We are looking for a Site Reliability Engineer to join the core team responsible for our high-transaction platform. You will be instrumental in ensuring the reliability, performance, and scalability of a distributed system built on Kubernetes, PostgreSQL, Redis, Go, and PHP.
Key Responsibilities:
- Architect & Operate: Design, build, and maintain our core infrastructure on Kubernetes, ensuring high availability and scalability for our high-volume transaction processing services.
- Performance Engineering: Drive performance tuning and optimization initiatives across the stack, from PostgreSQL query analysis and Redis caching strategies to application-level performance profiling in Go and PHP.
- Comprehensive Observability: Develop and manage a robust observability strategy using tools like Prometheus and Grafana. Your goal is to create actionable alerting and insightful dashboards that provide deep visibility into every service.
- Automation: Build and refine CI/CD pipelines, infrastructure provisioning (IaC), and operational tasks to minimize manual intervention and improve engineering velocity.
- Security Hardening: Champion and implement application and infrastructure security best practices.
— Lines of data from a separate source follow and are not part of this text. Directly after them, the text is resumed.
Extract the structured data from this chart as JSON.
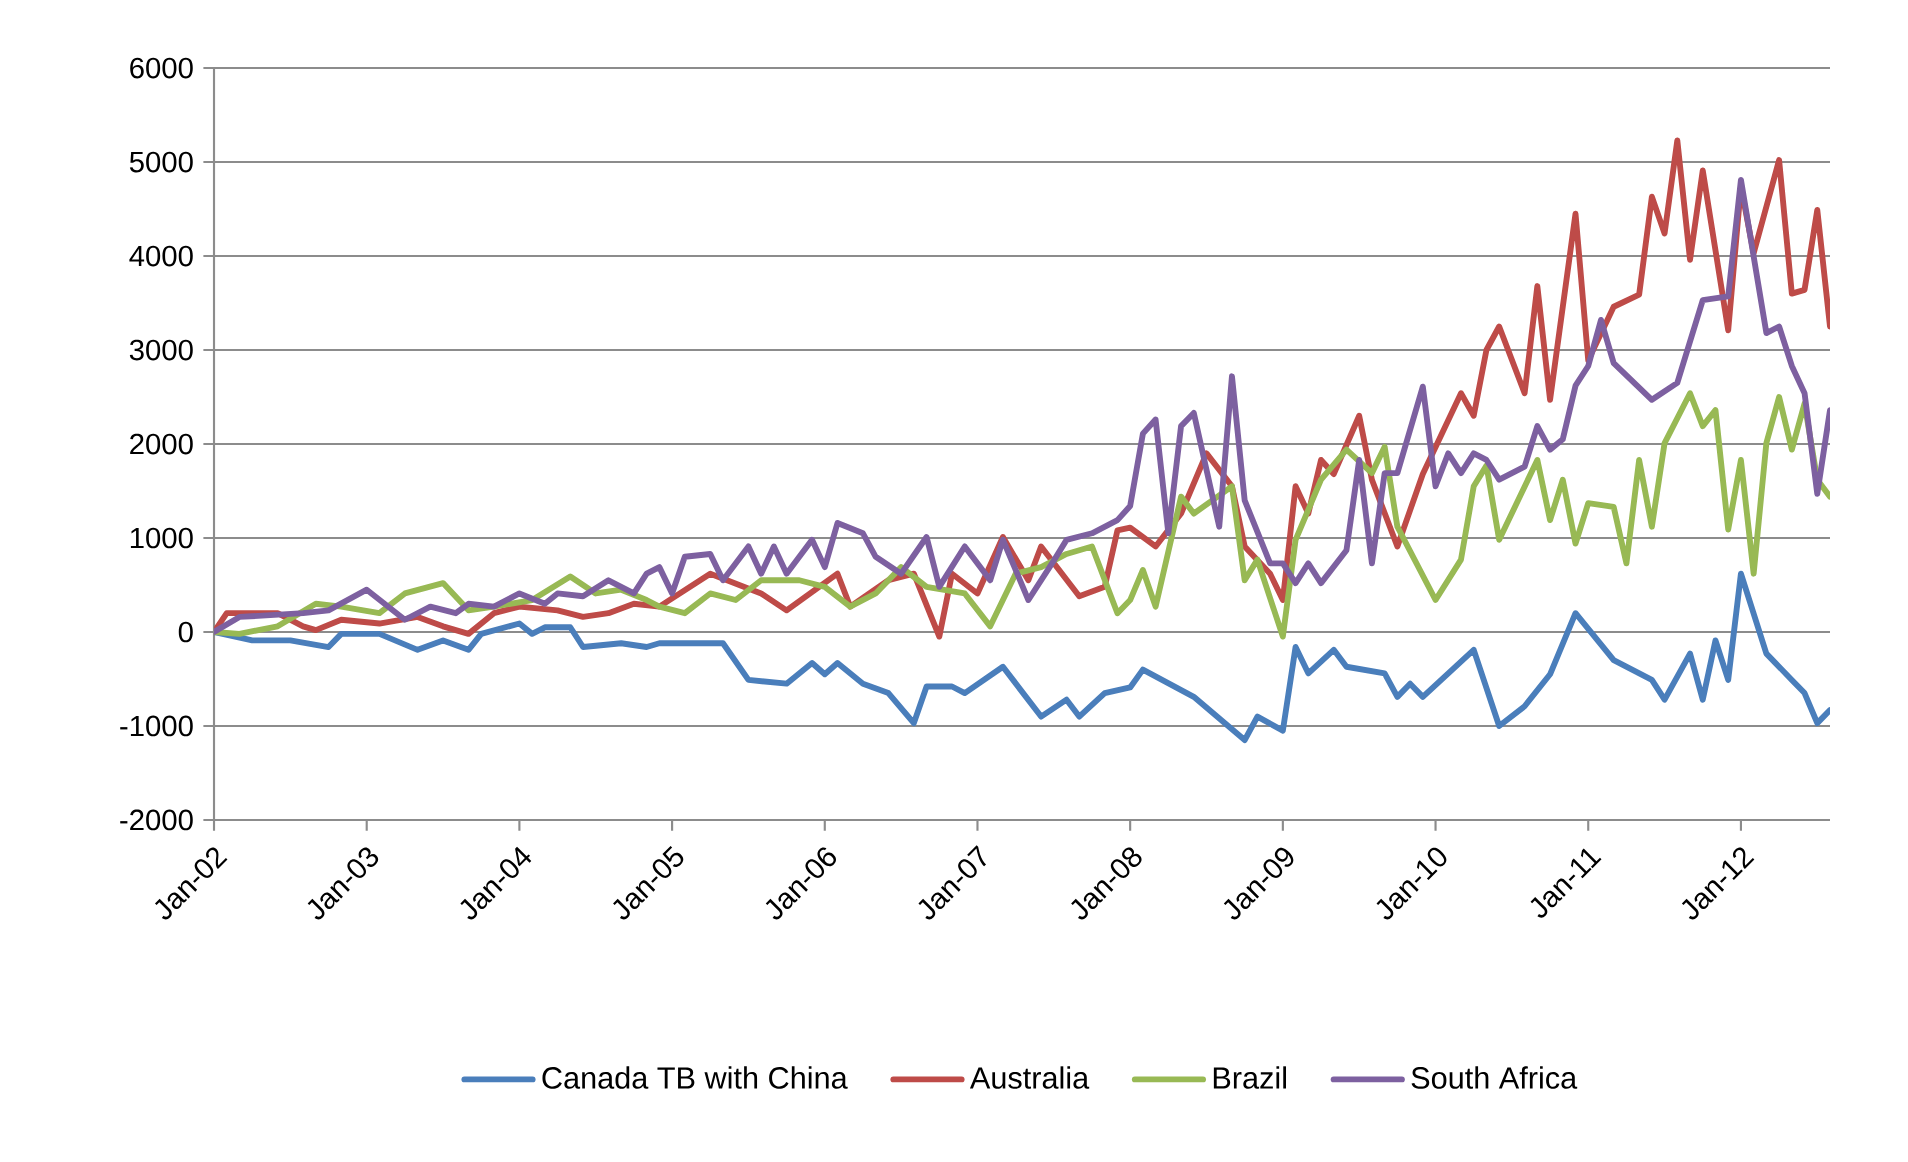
{
  "chart_data": {
    "type": "line",
    "xlim": [
      "2002-01",
      "2012-08"
    ],
    "xticks": [
      {
        "value": "2002-01",
        "label": "Jan-02"
      },
      {
        "value": "2003-01",
        "label": "Jan-03"
      },
      {
        "value": "2004-01",
        "label": "Jan-04"
      },
      {
        "value": "2005-01",
        "label": "Jan-05"
      },
      {
        "value": "2006-01",
        "label": "Jan-06"
      },
      {
        "value": "2007-01",
        "label": "Jan-07"
      },
      {
        "value": "2008-01",
        "label": "Jan-08"
      },
      {
        "value": "2009-01",
        "label": "Jan-09"
      },
      {
        "value": "2010-01",
        "label": "Jan-10"
      },
      {
        "value": "2011-01",
        "label": "Jan-11"
      },
      {
        "value": "2012-01",
        "label": "Jan-12"
      }
    ],
    "ylim": [
      -2000,
      6000
    ],
    "yticks": [
      -2000,
      -1000,
      0,
      1000,
      2000,
      3000,
      4000,
      5000,
      6000
    ],
    "grid": "y",
    "legend": "bottom",
    "series": [
      {
        "name": "Canada TB with China",
        "color": "#4a7ebb",
        "x": [
          "2002-01",
          "2002-04",
          "2002-07",
          "2002-10",
          "2002-11",
          "2003-02",
          "2003-05",
          "2003-07",
          "2003-09",
          "2003-10",
          "2004-01",
          "2004-02",
          "2004-03",
          "2004-05",
          "2004-06",
          "2004-09",
          "2004-11",
          "2004-12",
          "2005-05",
          "2005-07",
          "2005-10",
          "2005-12",
          "2006-01",
          "2006-02",
          "2006-04",
          "2006-06",
          "2006-08",
          "2006-09",
          "2006-11",
          "2006-12",
          "2007-03",
          "2007-06",
          "2007-08",
          "2007-09",
          "2007-11",
          "2008-01",
          "2008-02",
          "2008-06",
          "2008-10",
          "2008-11",
          "2009-01",
          "2009-02",
          "2009-03",
          "2009-05",
          "2009-06",
          "2009-09",
          "2009-10",
          "2009-11",
          "2009-12",
          "2010-04",
          "2010-06",
          "2010-08",
          "2010-10",
          "2010-12",
          "2011-03",
          "2011-06",
          "2011-07",
          "2011-09",
          "2011-10",
          "2011-11",
          "2011-12",
          "2012-01",
          "2012-03",
          "2012-05",
          "2012-06",
          "2012-07",
          "2012-08"
        ],
        "values": [
          0,
          -90,
          -90,
          -160,
          -20,
          -20,
          -190,
          -90,
          -190,
          -20,
          90,
          -20,
          50,
          50,
          -160,
          -120,
          -160,
          -120,
          -120,
          -510,
          -550,
          -330,
          -450,
          -330,
          -550,
          -650,
          -970,
          -580,
          -580,
          -650,
          -370,
          -900,
          -720,
          -900,
          -650,
          -590,
          -400,
          -690,
          -1150,
          -900,
          -1050,
          -160,
          -440,
          -190,
          -370,
          -440,
          -690,
          -550,
          -690,
          -190,
          -1000,
          -790,
          -450,
          200,
          -300,
          -510,
          -720,
          -230,
          -720,
          -90,
          -510,
          620,
          -230,
          -510,
          -650,
          -970,
          -830
        ]
      },
      {
        "name": "Australia",
        "color": "#be4b48",
        "x": [
          "2002-01",
          "2002-02",
          "2002-06",
          "2002-08",
          "2002-09",
          "2002-11",
          "2003-02",
          "2003-05",
          "2003-07",
          "2003-09",
          "2003-11",
          "2004-01",
          "2004-04",
          "2004-06",
          "2004-08",
          "2004-10",
          "2004-12",
          "2005-04",
          "2005-08",
          "2005-10",
          "2006-02",
          "2006-03",
          "2006-06",
          "2006-08",
          "2006-10",
          "2006-11",
          "2007-01",
          "2007-03",
          "2007-05",
          "2007-06",
          "2007-09",
          "2007-11",
          "2007-12",
          "2008-01",
          "2008-03",
          "2008-05",
          "2008-07",
          "2008-09",
          "2008-10",
          "2008-12",
          "2009-01",
          "2009-02",
          "2009-03",
          "2009-04",
          "2009-05",
          "2009-07",
          "2009-08",
          "2009-10",
          "2009-12",
          "2010-03",
          "2010-04",
          "2010-05",
          "2010-06",
          "2010-08",
          "2010-09",
          "2010-10",
          "2010-12",
          "2011-01",
          "2011-03",
          "2011-05",
          "2011-06",
          "2011-07",
          "2011-08",
          "2011-09",
          "2011-10",
          "2011-12",
          "2012-01",
          "2012-02",
          "2012-04",
          "2012-05",
          "2012-06",
          "2012-07",
          "2012-08"
        ],
        "values": [
          0,
          200,
          200,
          60,
          20,
          130,
          90,
          160,
          60,
          -20,
          200,
          270,
          230,
          160,
          200,
          300,
          270,
          620,
          410,
          230,
          620,
          270,
          550,
          620,
          -50,
          620,
          410,
          1010,
          550,
          910,
          380,
          480,
          1080,
          1110,
          910,
          1260,
          1900,
          1550,
          910,
          620,
          340,
          1550,
          1260,
          1830,
          1680,
          2300,
          1620,
          910,
          1680,
          2540,
          2300,
          3000,
          3250,
          2540,
          3680,
          2470,
          4450,
          2890,
          3460,
          3590,
          4630,
          4240,
          5230,
          3960,
          4910,
          3210,
          4740,
          4030,
          5020,
          3600,
          3640,
          4490,
          3250
        ]
      },
      {
        "name": "Brazil",
        "color": "#98b954",
        "x": [
          "2002-01",
          "2002-03",
          "2002-06",
          "2002-09",
          "2002-11",
          "2003-02",
          "2003-04",
          "2003-07",
          "2003-09",
          "2003-11",
          "2004-02",
          "2004-05",
          "2004-07",
          "2004-09",
          "2004-11",
          "2004-12",
          "2005-02",
          "2005-04",
          "2005-06",
          "2005-08",
          "2005-11",
          "2006-01",
          "2006-03",
          "2006-05",
          "2006-07",
          "2006-09",
          "2006-12",
          "2007-02",
          "2007-04",
          "2007-06",
          "2007-08",
          "2007-10",
          "2007-12",
          "2008-01",
          "2008-02",
          "2008-03",
          "2008-05",
          "2008-06",
          "2008-09",
          "2008-10",
          "2008-11",
          "2009-01",
          "2009-02",
          "2009-04",
          "2009-06",
          "2009-08",
          "2009-09",
          "2009-10",
          "2010-01",
          "2010-03",
          "2010-04",
          "2010-05",
          "2010-06",
          "2010-09",
          "2010-10",
          "2010-11",
          "2010-12",
          "2011-01",
          "2011-03",
          "2011-04",
          "2011-05",
          "2011-06",
          "2011-07",
          "2011-09",
          "2011-10",
          "2011-11",
          "2011-12",
          "2012-01",
          "2012-02",
          "2012-03",
          "2012-04",
          "2012-05",
          "2012-06",
          "2012-07",
          "2012-08"
        ],
        "values": [
          0,
          -20,
          60,
          300,
          270,
          200,
          410,
          520,
          230,
          270,
          340,
          590,
          410,
          450,
          340,
          270,
          200,
          410,
          340,
          550,
          550,
          480,
          270,
          410,
          690,
          480,
          410,
          60,
          620,
          690,
          830,
          910,
          200,
          340,
          660,
          270,
          1440,
          1260,
          1550,
          550,
          770,
          -50,
          980,
          1620,
          1940,
          1690,
          1970,
          1120,
          340,
          770,
          1550,
          1770,
          980,
          1830,
          1190,
          1620,
          940,
          1370,
          1330,
          730,
          1830,
          1120,
          2010,
          2540,
          2190,
          2360,
          1090,
          1830,
          620,
          2010,
          2500,
          1940,
          2430,
          1620,
          1440
        ]
      },
      {
        "name": "South Africa",
        "color": "#7d60a0",
        "x": [
          "2002-01",
          "2002-03",
          "2002-08",
          "2002-10",
          "2003-01",
          "2003-04",
          "2003-06",
          "2003-08",
          "2003-09",
          "2003-11",
          "2004-01",
          "2004-03",
          "2004-04",
          "2004-06",
          "2004-08",
          "2004-10",
          "2004-11",
          "2004-12",
          "2005-01",
          "2005-02",
          "2005-04",
          "2005-05",
          "2005-07",
          "2005-08",
          "2005-09",
          "2005-10",
          "2005-12",
          "2006-01",
          "2006-02",
          "2006-04",
          "2006-05",
          "2006-07",
          "2006-09",
          "2006-10",
          "2006-12",
          "2007-02",
          "2007-03",
          "2007-05",
          "2007-07",
          "2007-08",
          "2007-10",
          "2007-12",
          "2008-01",
          "2008-02",
          "2008-03",
          "2008-04",
          "2008-05",
          "2008-06",
          "2008-08",
          "2008-09",
          "2008-10",
          "2008-12",
          "2009-01",
          "2009-02",
          "2009-03",
          "2009-04",
          "2009-06",
          "2009-07",
          "2009-08",
          "2009-09",
          "2009-10",
          "2009-12",
          "2010-01",
          "2010-02",
          "2010-03",
          "2010-04",
          "2010-05",
          "2010-06",
          "2010-08",
          "2010-09",
          "2010-10",
          "2010-11",
          "2010-12",
          "2011-01",
          "2011-02",
          "2011-03",
          "2011-06",
          "2011-08",
          "2011-10",
          "2011-12",
          "2012-01",
          "2012-03",
          "2012-04",
          "2012-05",
          "2012-06",
          "2012-07",
          "2012-08"
        ],
        "values": [
          0,
          160,
          200,
          230,
          450,
          130,
          270,
          200,
          300,
          270,
          410,
          300,
          410,
          380,
          550,
          410,
          620,
          690,
          410,
          800,
          830,
          550,
          910,
          620,
          910,
          620,
          980,
          690,
          1160,
          1050,
          800,
          620,
          1010,
          480,
          910,
          550,
          980,
          340,
          760,
          980,
          1050,
          1190,
          1340,
          2110,
          2260,
          1050,
          2190,
          2330,
          1120,
          2720,
          1400,
          730,
          730,
          520,
          730,
          520,
          870,
          1830,
          730,
          1690,
          1690,
          2610,
          1550,
          1900,
          1690,
          1900,
          1830,
          1620,
          1760,
          2190,
          1940,
          2050,
          2620,
          2830,
          3320,
          2860,
          2470,
          2650,
          3530,
          3570,
          4810,
          3180,
          3250,
          2830,
          2540,
          1470,
          2360
        ]
      }
    ]
  }
}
This includes vulnerability management, secure container builds, secrets management, and proactive threat modeling.
- Incident Response: Participate in a blameless on-call rotation to troubleshoot and resolve production incidents, performing deep root cause analysis to prevent recurrence.
- Collaboration: Work closely with development teams to establish Service Level Objectives (SLOs), consult on building reliable services, and embed SRE principles into the software development lifecycle.
Required Qualifications:
- 4+ years of experience in a Site Reliability, DevOps, or similar infrastructure-focused engineering role.
- Deep, hands-on expertise in managing production workloads on Kubernetes.
- Strong experience with managing and optimizing high-transactional PostgreSQL databases and Redis caches.
- Proficiency in scripting and automation, with practical experience in either Go or PHP (ability to read both is a major plus).
- Proven experience building and managing observability stacks (e.g., Prometheus, Grafana, ELK/Loki, Jaeger).
- Experience with Infrastructure as Code (IaC) tools like Terraform or similar.
Preferred Qualifications:
- Strong understanding of application security principles (OWASP Top 10) and infrastructure hardening techniques.
- Experience with CI/CD tools (e.g., GitLab CI, ArgoCD, Jenkins).
- Knowledge of networking concepts within a cloud-native environment (e.g., CNI, service mesh).
- Experience in a high-transaction financial or e-commerce industry.